District Court: Barring 'Security Prisoners' from Higher Education Studies is Part of "Discouraging Terrorism"
Adalah: "This decision is arbitrary. It is a part of a vicious campaign waged by the Israel Prison Service against Palestinian political prisoners."
(Haifa, Israel) Adalah filed arequest for permission to appealthedecision of the Nazareth District Courtto the Israeli Supreme Court on 26 March 2012. Earlier this month, the District Court rejected the request of Rawi Sultany, a Palestinian citizen of Israel classified as a "security prisoner", to continue his higher education in the Open University after two years of study via correspondence. In June 2011, the Israel Prison Service (IPS) suddenly and arbitrarily decided to stop all Palestinian political prisoners from studying higher education courses.
According to the District Court, preventing prisoners from studying is part of "discouraging terrorism," and therefore this policy is in the public interest. The court based its decision on testimony from the General Security Services (GSS or Shin Bet or Shabak) that "terrorist organizations" reward prisoners by funding higher education in various indirect ways. The court added that prisoners and "terrorist organizations" take advantage of the privileges granted by IPS for security prisoners in order to pass information in and out of prisons.
Adalah Attorney Rima Ayoub argued in the request to appeal that the District Court's decision ignored Mr. Sultany's constitutional right to education, derived from the Basic Law: Human Dignity and Liberty, and ignored that the distinction between security and criminal prisoners is illegal in access to education. Moreover, as the District Court made its decision based on sweeping generalizations relying on secret evidence, namely organizations reward prisoners by funding education. The District Court disregarded the Supreme Court's mandate, Adalah argued, that secret evidence must be specific to the individual and prove the prisoner's specific connection to that evidence in order to be used in rulings. Attorney Ayoub added, "This decision is arbitrary. It is a part of a vicious campaign waged by the Israel Prison Service against Palestinian political prisoners."
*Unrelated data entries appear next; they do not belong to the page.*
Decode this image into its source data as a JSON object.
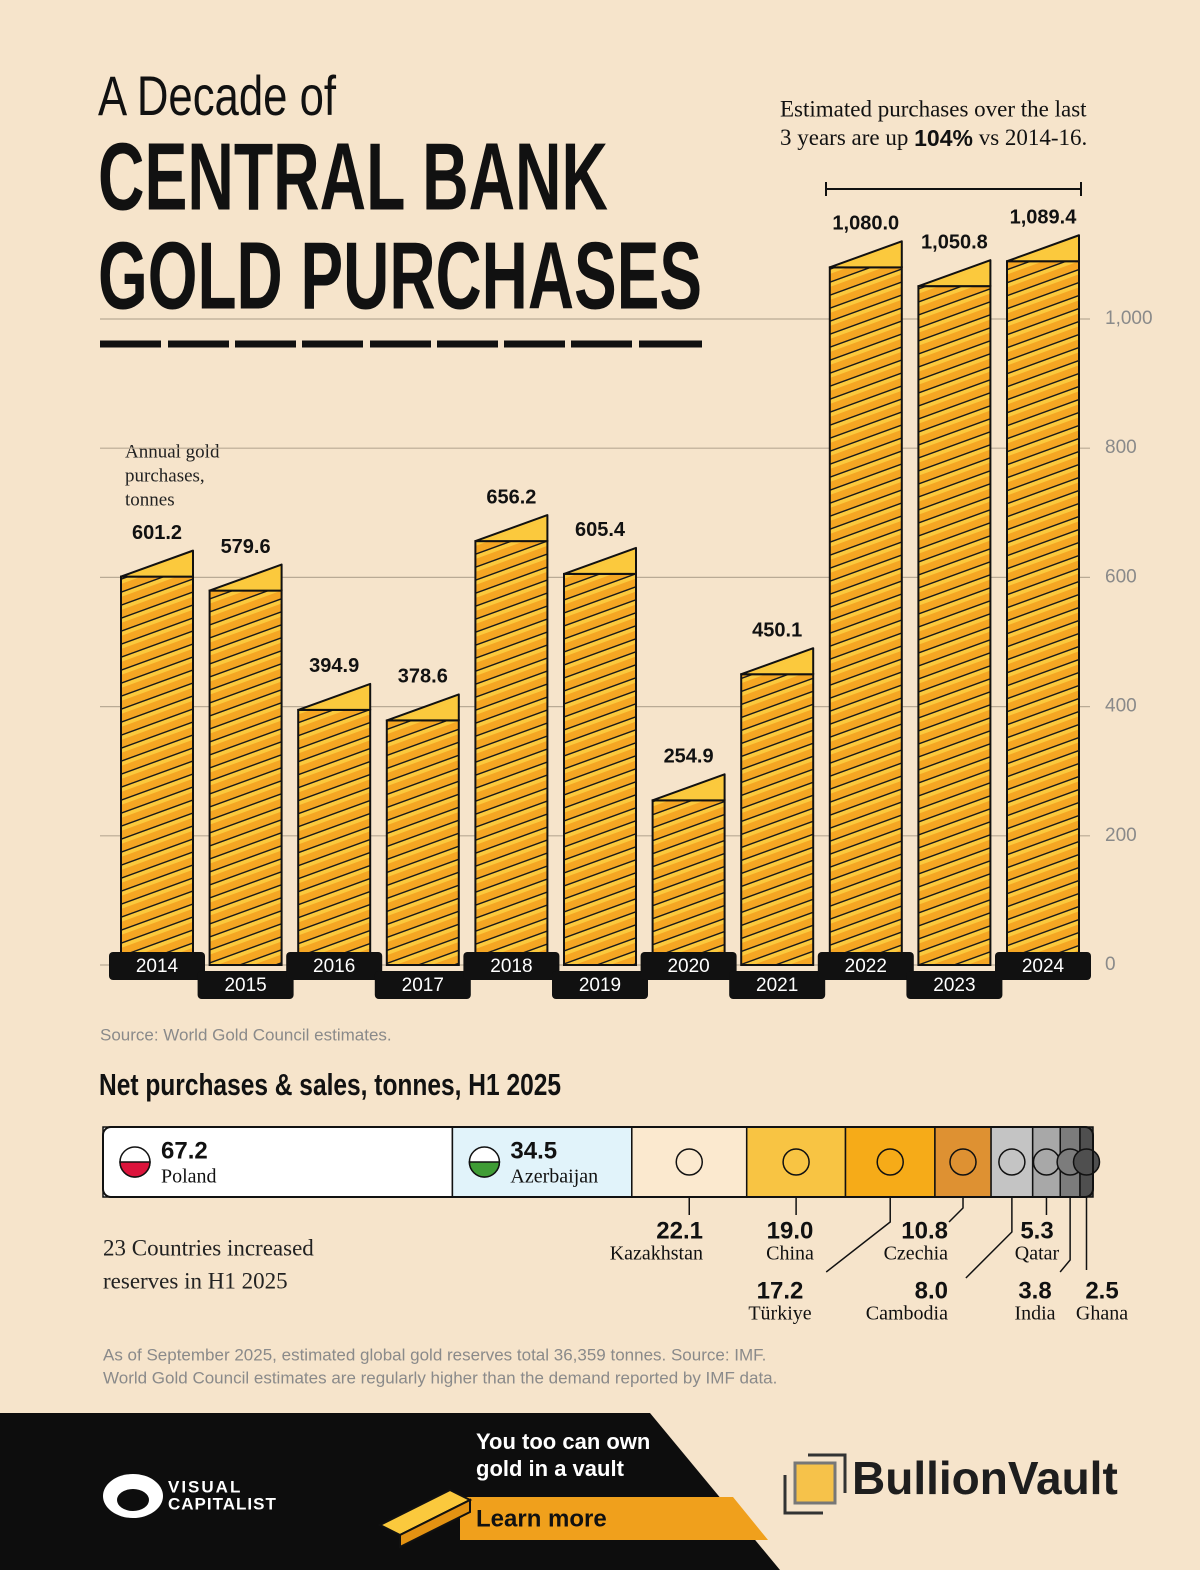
{
  "header": {
    "kicker": "A Decade of",
    "title_lines": [
      "CENTRAL BANK",
      "GOLD PURCHASES"
    ]
  },
  "chart_data": [
    {
      "type": "gold-stack",
      "y_label": [
        "Annual gold",
        "purchases,",
        "tonnes"
      ],
      "annotation": {
        "line1": "Estimated purchases over the last",
        "line2": [
          "3 years are up ",
          "104%",
          " vs 2014-16."
        ]
      },
      "categories": [
        "2014",
        "2015",
        "2016",
        "2017",
        "2018",
        "2019",
        "2020",
        "2021",
        "2022",
        "2023",
        "2024"
      ],
      "values": [
        601.2,
        579.6,
        394.9,
        378.6,
        656.2,
        605.4,
        254.9,
        450.1,
        1080.0,
        1050.8,
        1089.4
      ],
      "value_labels": [
        "601.2",
        "579.6",
        "394.9",
        "378.6",
        "656.2",
        "605.4",
        "254.9",
        "450.1",
        "1,080.0",
        "1,050.8",
        "1,089.4"
      ],
      "color": "#f5a623",
      "ylim": [
        0,
        1100
      ],
      "yticks": [
        0,
        200,
        400,
        600,
        800,
        {
          "value": 1000,
          "label": "1,000"
        }
      ],
      "grid": true,
      "source": "Source: World Gold Council estimates."
    },
    {
      "type": "stacked-hbar",
      "title": "Net purchases & sales, tonnes, H1 2025",
      "series": [
        {
          "name": "Poland",
          "color": "#ffffff",
          "values": [
            67.2
          ],
          "value_labels": [
            "67.2"
          ]
        },
        {
          "name": "Azerbaijan",
          "color": "#e1f3fa",
          "values": [
            34.5
          ],
          "value_labels": [
            "34.5"
          ]
        },
        {
          "name": "Kazakhstan",
          "color": "#fbe9cf",
          "values": [
            22.1
          ],
          "value_labels": [
            "22.1"
          ]
        },
        {
          "name": "China",
          "color": "#f8c443",
          "values": [
            19.0
          ],
          "value_labels": [
            "19.0"
          ]
        },
        {
          "name": "Türkiye",
          "color": "#f6ab18",
          "values": [
            17.2
          ],
          "value_labels": [
            "17.2"
          ]
        },
        {
          "name": "Czechia",
          "color": "#de9132",
          "values": [
            10.8
          ],
          "value_labels": [
            "10.8"
          ]
        },
        {
          "name": "Cambodia",
          "color": "#c4c4c4",
          "values": [
            8.0
          ],
          "value_labels": [
            "8.0"
          ]
        },
        {
          "name": "Qatar",
          "color": "#a8a8a8",
          "values": [
            5.3
          ],
          "value_labels": [
            "5.3"
          ]
        },
        {
          "name": "India",
          "color": "#7c7c7c",
          "values": [
            3.8
          ],
          "value_labels": [
            "3.8"
          ]
        },
        {
          "name": "Ghana",
          "color": "#4f4f4f",
          "values": [
            2.5
          ],
          "value_labels": [
            "2.5"
          ]
        }
      ],
      "note": [
        "23 Countries increased",
        "reserves in H1 2025"
      ],
      "footnote": [
        "As of September 2025, estimated global gold reserves total 36,359 tonnes. Source: IMF.",
        "World Gold Council estimates are regularly higher than the demand reported by IMF data."
      ]
    }
  ],
  "footer": {
    "brand": [
      "VISUAL",
      "CAPITALIST"
    ],
    "cta": [
      "You too can own",
      "gold in a vault"
    ],
    "button": "Learn more",
    "sponsor": "BullionVault"
  }
}
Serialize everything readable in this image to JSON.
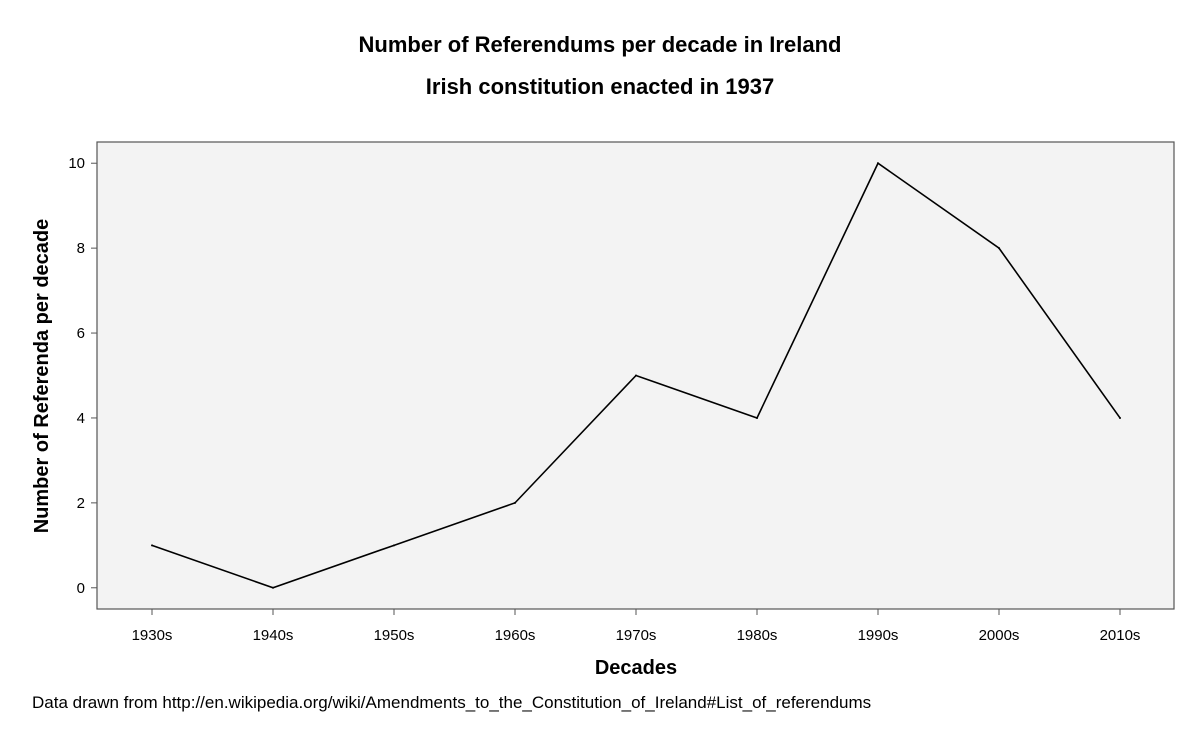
{
  "chart_data": {
    "type": "line",
    "title": "Number of Referendums per decade in Ireland",
    "subtitle": "Irish constitution enacted in 1937",
    "xlabel": "Decades",
    "ylabel": "Number of Referenda per decade",
    "categories": [
      "1930s",
      "1940s",
      "1950s",
      "1960s",
      "1970s",
      "1980s",
      "1990s",
      "2000s",
      "2010s"
    ],
    "values": [
      1,
      0,
      1,
      2,
      5,
      4,
      10,
      8,
      4
    ],
    "ylim": [
      -0.5,
      10.5
    ],
    "yticks": [
      0,
      2,
      4,
      6,
      8,
      10
    ],
    "grid": false,
    "legend": "none",
    "colors": {
      "plot_background": "#f3f3f3",
      "line": "#000000",
      "axis": "#555555"
    }
  },
  "footnote": "Data drawn from http://en.wikipedia.org/wiki/Amendments_to_the_Constitution_of_Ireland#List_of_referendums"
}
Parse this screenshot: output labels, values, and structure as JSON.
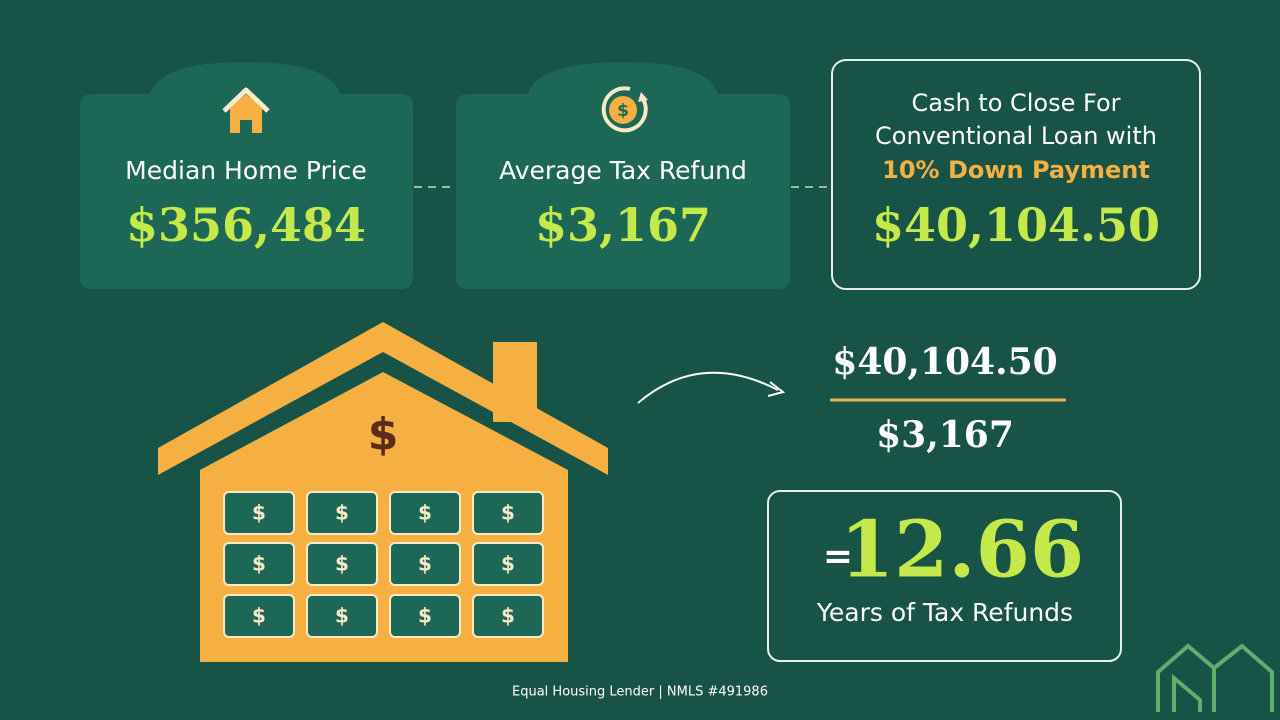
{
  "cards": [
    {
      "label": "Median Home Price",
      "value": "$356,484"
    },
    {
      "label": "Average Tax Refund",
      "value": "$3,167"
    },
    {
      "lines": [
        "Cash to Close For",
        "Conventional Loan with"
      ],
      "highlight": "10% Down Payment",
      "value": "$40,104.50"
    }
  ],
  "refund_icon_symbol": "$",
  "illustration": {
    "symbol": "$"
  },
  "calculation": {
    "numerator": "$40,104.50",
    "denominator": "$3,167",
    "equals": "=",
    "result": "12.66",
    "result_label": "Years of Tax Refunds"
  },
  "footer": "Equal Housing Lender | NMLS #491986"
}
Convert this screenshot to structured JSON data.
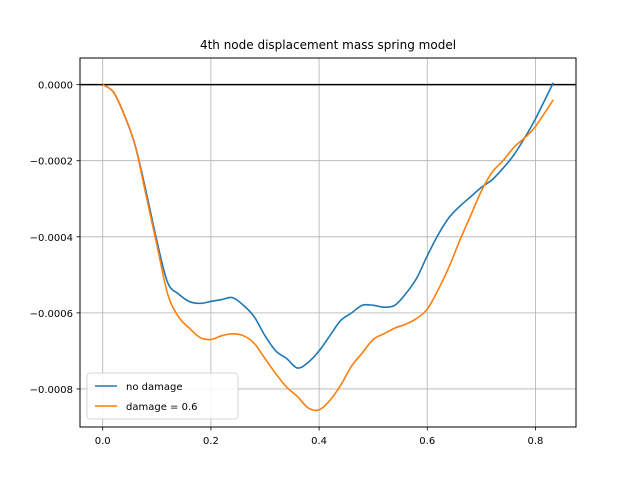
{
  "chart_data": {
    "type": "line",
    "title": "4th node displacement mass spring model",
    "xlabel": "",
    "ylabel": "",
    "xlim": [
      -0.042,
      0.875
    ],
    "ylim": [
      -0.0009,
      7e-05
    ],
    "xticks": [
      0.0,
      0.2,
      0.4,
      0.6,
      0.8
    ],
    "xtick_labels": [
      "0.0",
      "0.2",
      "0.4",
      "0.6",
      "0.8"
    ],
    "yticks": [
      0.0,
      -0.0002,
      -0.0004,
      -0.0006,
      -0.0008
    ],
    "ytick_labels": [
      "0.0000",
      "−0.0002",
      "−0.0004",
      "−0.0006",
      "−0.0008"
    ],
    "grid": true,
    "legend_position": "lower-left",
    "reference_line": {
      "y": 0.0,
      "color": "#000000"
    },
    "series": [
      {
        "name": "no damage",
        "color": "#1f77b4",
        "x": [
          0.0,
          0.02,
          0.04,
          0.06,
          0.08,
          0.1,
          0.12,
          0.14,
          0.16,
          0.18,
          0.2,
          0.22,
          0.24,
          0.26,
          0.28,
          0.3,
          0.32,
          0.34,
          0.36,
          0.38,
          0.4,
          0.42,
          0.44,
          0.46,
          0.48,
          0.5,
          0.52,
          0.54,
          0.56,
          0.58,
          0.6,
          0.62,
          0.64,
          0.66,
          0.68,
          0.7,
          0.72,
          0.74,
          0.76,
          0.78,
          0.8,
          0.833
        ],
        "values": [
          0.0,
          -2e-05,
          -8e-05,
          -0.00016,
          -0.00028,
          -0.00041,
          -0.00052,
          -0.00055,
          -0.00057,
          -0.000575,
          -0.00057,
          -0.000565,
          -0.00056,
          -0.00058,
          -0.00061,
          -0.00066,
          -0.0007,
          -0.00072,
          -0.000745,
          -0.00073,
          -0.0007,
          -0.00066,
          -0.00062,
          -0.0006,
          -0.00058,
          -0.00058,
          -0.000585,
          -0.00058,
          -0.00055,
          -0.00051,
          -0.00045,
          -0.000395,
          -0.00035,
          -0.00032,
          -0.000295,
          -0.00027,
          -0.00025,
          -0.00022,
          -0.000185,
          -0.00014,
          -9e-05,
          5e-06
        ]
      },
      {
        "name": "damage = 0.6",
        "color": "#ff7f0e",
        "x": [
          0.0,
          0.02,
          0.04,
          0.06,
          0.08,
          0.1,
          0.12,
          0.14,
          0.16,
          0.18,
          0.2,
          0.22,
          0.24,
          0.26,
          0.28,
          0.3,
          0.32,
          0.34,
          0.36,
          0.38,
          0.4,
          0.42,
          0.44,
          0.46,
          0.48,
          0.5,
          0.52,
          0.54,
          0.56,
          0.58,
          0.6,
          0.62,
          0.64,
          0.66,
          0.68,
          0.7,
          0.72,
          0.74,
          0.76,
          0.78,
          0.8,
          0.833
        ],
        "values": [
          0.0,
          -2e-05,
          -8e-05,
          -0.00016,
          -0.00029,
          -0.00042,
          -0.00055,
          -0.00061,
          -0.00064,
          -0.000665,
          -0.00067,
          -0.00066,
          -0.000655,
          -0.00066,
          -0.00068,
          -0.00072,
          -0.00076,
          -0.000795,
          -0.00082,
          -0.00085,
          -0.000855,
          -0.00083,
          -0.00079,
          -0.00074,
          -0.000705,
          -0.00067,
          -0.000655,
          -0.00064,
          -0.00063,
          -0.000615,
          -0.00059,
          -0.00054,
          -0.00048,
          -0.00041,
          -0.000345,
          -0.00028,
          -0.00023,
          -0.0002,
          -0.000165,
          -0.00014,
          -0.00011,
          -4e-05
        ]
      }
    ]
  }
}
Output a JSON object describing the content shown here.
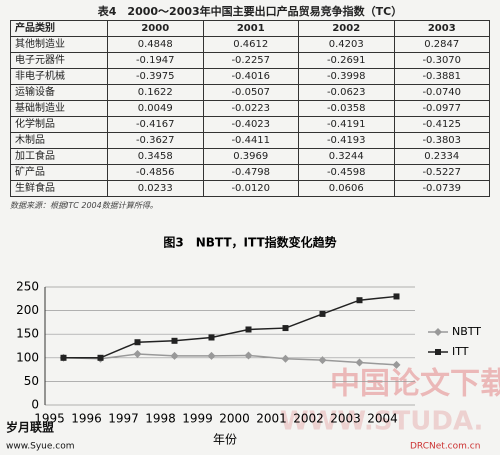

Adalah filed the petition on behalf of Mr. Sultany in September 2011. Mr. Sultany began his studies in prison after being convicted in 2009 for contact with a foreign agent. The Open University is the only academic institution in which prisoners may enroll. Preventing them from joining its classes makes any chance of higher education impossible.
In the petition, Adalah stressed that the IPS's prohibition does not relate to prison safety, order, or internal security. Mr. Sultany's continued education does not have any effect on physical safety, but is instead a further way for prison authorities to punish him. Adalah emphasized that according to Israeli Supreme Court precedent, an individual's rights are preserved even following imprisonment. Imprisonment is not supposed to be supplemented by additional punishment. Any additional encroachment on a prisoner's rights should be built on a clear legal basis and conform with the Basic Law: Human Dignity and Liberty. Prisoners' basic and constitutional rights do not end upon entering prison, but on the contrary, must be heavily protected because of the prison authorities' absolute control.